Voici le texte adopté :
« Le Parlement européen invite les institutions et les États membres de l’Union européenne à reconnaître officiellement les injustices du passé et les crimes contre l’humanité commis contre les personnes noires et les personnes de couleur ; déclare que la traite des esclaves est un crime contre l’humanité et demande que le 2 décembre soit désigné Journée européenne de commémoration de l’abolition de la traite des esclaves ; encourage les États membres à inscrire l’histoire des personnes noires et des personnes de couleur dans leurs programmes scolaires. »

En France, c’est le 21 mai 2001 que la traite et l’esclavage ont été reconnus comme crime contre l’humanité au travers de la loi Taubira, du nom de la députée guyanaise Christiane Taubira qui était à l’origine de la proposition de loi, avant d’en être la rapporteure à l’Assemblée nationale.
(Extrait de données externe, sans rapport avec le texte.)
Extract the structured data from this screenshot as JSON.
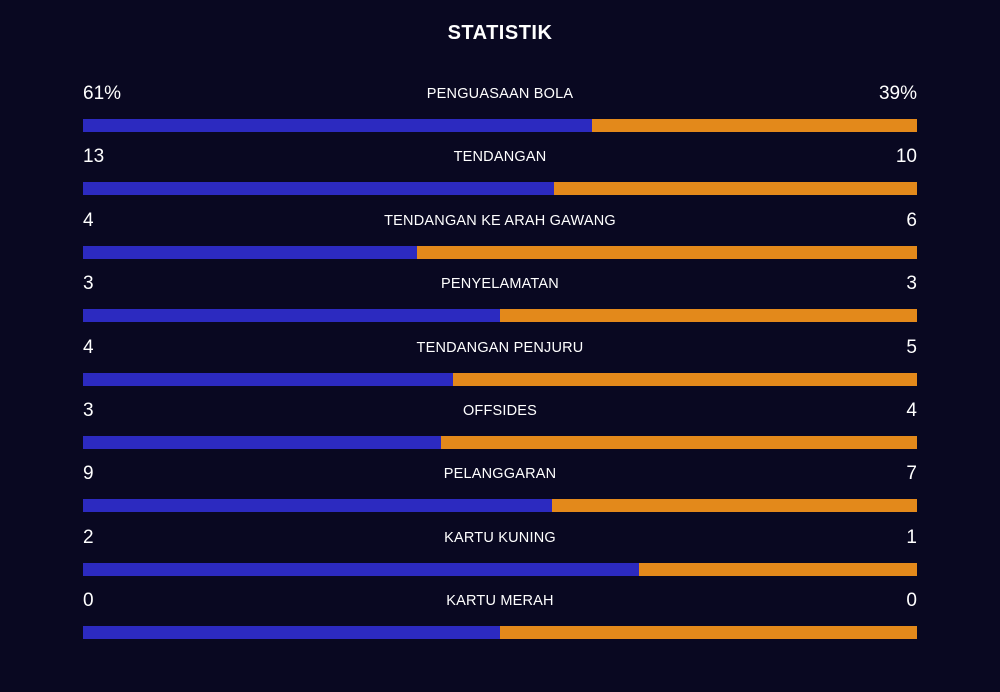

Le Parlement européen a également proclamé dans sa résolution, adoptée par 493 voix pour, 104 contre et 67 abstentions que « la vie des Noirs compte », reprenant à son compte le mot d’ordre « Black Lives Matter » du mouvement mondial parti des Etats-Unis contre le racisme et les violences policières.

Dans son texte, le Parlement « condamne vivement la mort effroyable de George Floyd aux Etats-Unis, ainsi que les meurtres similaires ailleurs dans le monde ». Il affiche son soutien aux récentes manifestations contre le racisme et la discrimination et condamne le « suprémacisme blanc sous toutes ses formes ».

En savoir plus

Regards croisés sur l’esclavage

UNE PUBLICATION DE RÉFÉRENCE
SUR L’ESCLAVAGE À BOURBON/LA RÉUNION

En 1998, à l’occasion du 150e anniversaire de l’abolition de l’esclavage, les Archives et la Bibliothèque départementales, les musées Léon Dierx et de Villèle présentaient une grande exposition accompagnée d’un important catalogue valorisant des documents patrimoniaux inédits témoignant de la période esclavagiste sur l’île. Vingt ans plus tard, le Conseil départemental réédite l’ouvrage augmenté de mises au point scientifiques permettant de prendre la mesure du chemin parcouru ainsi que des enjeux restant à relever pour assumer collectivement cette histoire partagée.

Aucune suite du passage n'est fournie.